Empezó a temblarle la boca. Era un inicio, pero pensé que ojalá soltara la pistola, o que como mínimo la bajara. Luego estaba el encendedor de cocina, con menos peligro que la automática, pero que también tenía el suyo; yo, junto a la puerta del conductor, pisaba gasolina, y había bastantes emanaciones para que me lloraran los ojos. El resplandor violeta había empezado a tejer perezosos hilos de luz por los mandos del falso salpicadero, y a llenar el dial del indicador de velocidad, haciendo que pareciera la burbuja del nivel de los carpinteros.
—¡Mató a mi padre! —exclamó Ned con voz de niño, pero no me lo decía a mí. No conseguía encontrar al objetivo de sus acusaciones. Era, precisamente, la causa de su desespero.
—No, Ned. Mira, te digo una cosa: si este coche, esta tontería, pudiera reírse se estaría riendo. Al final no cazó al padre de la manera que quería (como a Ennis y Brian Lippy), pero ahora tiene al hijo muy a tiro. Si Curt lo sabe, si lo ve, debe de estar revolviéndose en su tumba. Todo lo que le daba miedo, todo lo que luchó por impedir. Vuelve a pasar todo igual. Y a su propio hijo.
—¡Cállate, cállate!
Le rebosaban lágrimas por los párpados.
Me agaché y acerqué la cara al resplandor violeta (que aumentaba), al frío que brotaba. Acerqué mi cara a la de Ned, donde por fin la resistencia se desmoronaba. Solo faltaba otro golpe. Me saqué del bolsillo trasero el tubo que había cogido en la barraca, me lo aguanté en la pierna y dije:
—Debe de oírlo reírse, Ned; debe de saber que es demasiado tarde…
—¡No!
—… que no puede hacer nada. Nada de nada.
Levantó las manos para taparse las orejas, con la pistola en la izquierda, el encendedor de cocina en la derecha, el bidón de gasolina en equilibrio entre los muslos y una niebla de color lavanda borrándole las piernas por debajo de las espinillas; el resplandor, mientras tanto, subía como el agua en un pozo, y no es que lo que yo había conseguido fuera fabuloso —no le había desequilibrado tan completamente como me habría gustado—, pero tendría que servir. Quité la tapa del spray con el pulgar, solo tuve una fracción de segundo para preguntarme si después de tantos años de desuso en el estante de la barraca quedaba algún resto de presión, y luego se lo disparé a la cara. Era de esos de defensa personal.
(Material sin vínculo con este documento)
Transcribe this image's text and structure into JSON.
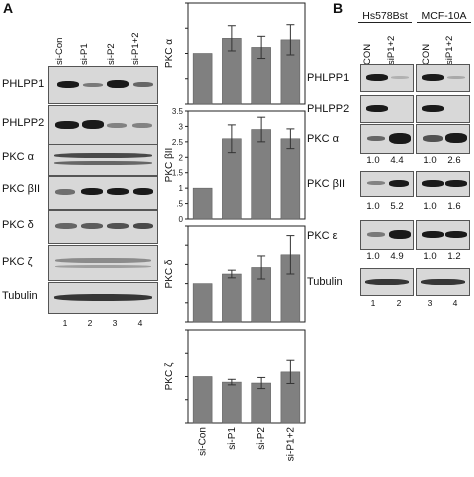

Ned pegó un alarido de sorpresa y dolor al recibir el spray en los ojos y la nariz. Su dedo apretó el gatillo de la Beretta de su padre. Dentro del cobertizo la detonación fue ensordecedora.
—¡Hos-TIA! —oí exclamar a Arky, con los oídos zumbándome.
Cogí el tirador de la puerta, y en ese momento bajó solo el pitorro del seguro, igual que la barra del candado en la puerta de la barraca. Entonces metí el brazo por la ventanilla abierta y di un puñetazo al lateral del bidón de gasolina. Saltó del regazo del chaval, que estaba en plenas convulsiones, se hundió en la brumosa luz violeta que subía del suelo del coche y desapareció. Tuve la sensación fugaz de que rebotaba, como cuando tiras algo desde muy arriba. Volvió a dispararse la pistola, y noté la bala. La verdad es que no había pasado cerca —Ned seguía disparando a ciegas al techo del Buick, y hasta dudo que fuera consciente de disparar—, pero cuando notas moverse el aire por el paso de una bala es que ha pasado demasiado cerca.
Palpé la puerta por dentro, acabé encontrando el tirador interior y lo estiré. Si no se levantaba, no sabría muy bien qué hacer —Ned era demasiado grande y pesado para sacarle por la ventanilla—, pero se levantó, y la puerta se abrió. Entonces brotó un fogonazo violeta de donde habían estado las planchas del suelo del Roadmaster, saltó ruidosamente la tapa del maletero y empezó el estirón de verdad. Como una aspiradora aspirando el polvo, había dicho yo, pero sin saber de la misa la mitad. De repente el latido pegó un acelerón y se convirtió en un martilleo feroz y arrítmico, como olas precursoras antes del tsunami que lo destruirá todo. La sensación era de un viento que procedía del interior, y que en vez de empujar estiraba; un viento que quería sacarte los ojos de las órbitas y despellejarte la cara, pero a mí no se movía ni un pelo de la cabeza.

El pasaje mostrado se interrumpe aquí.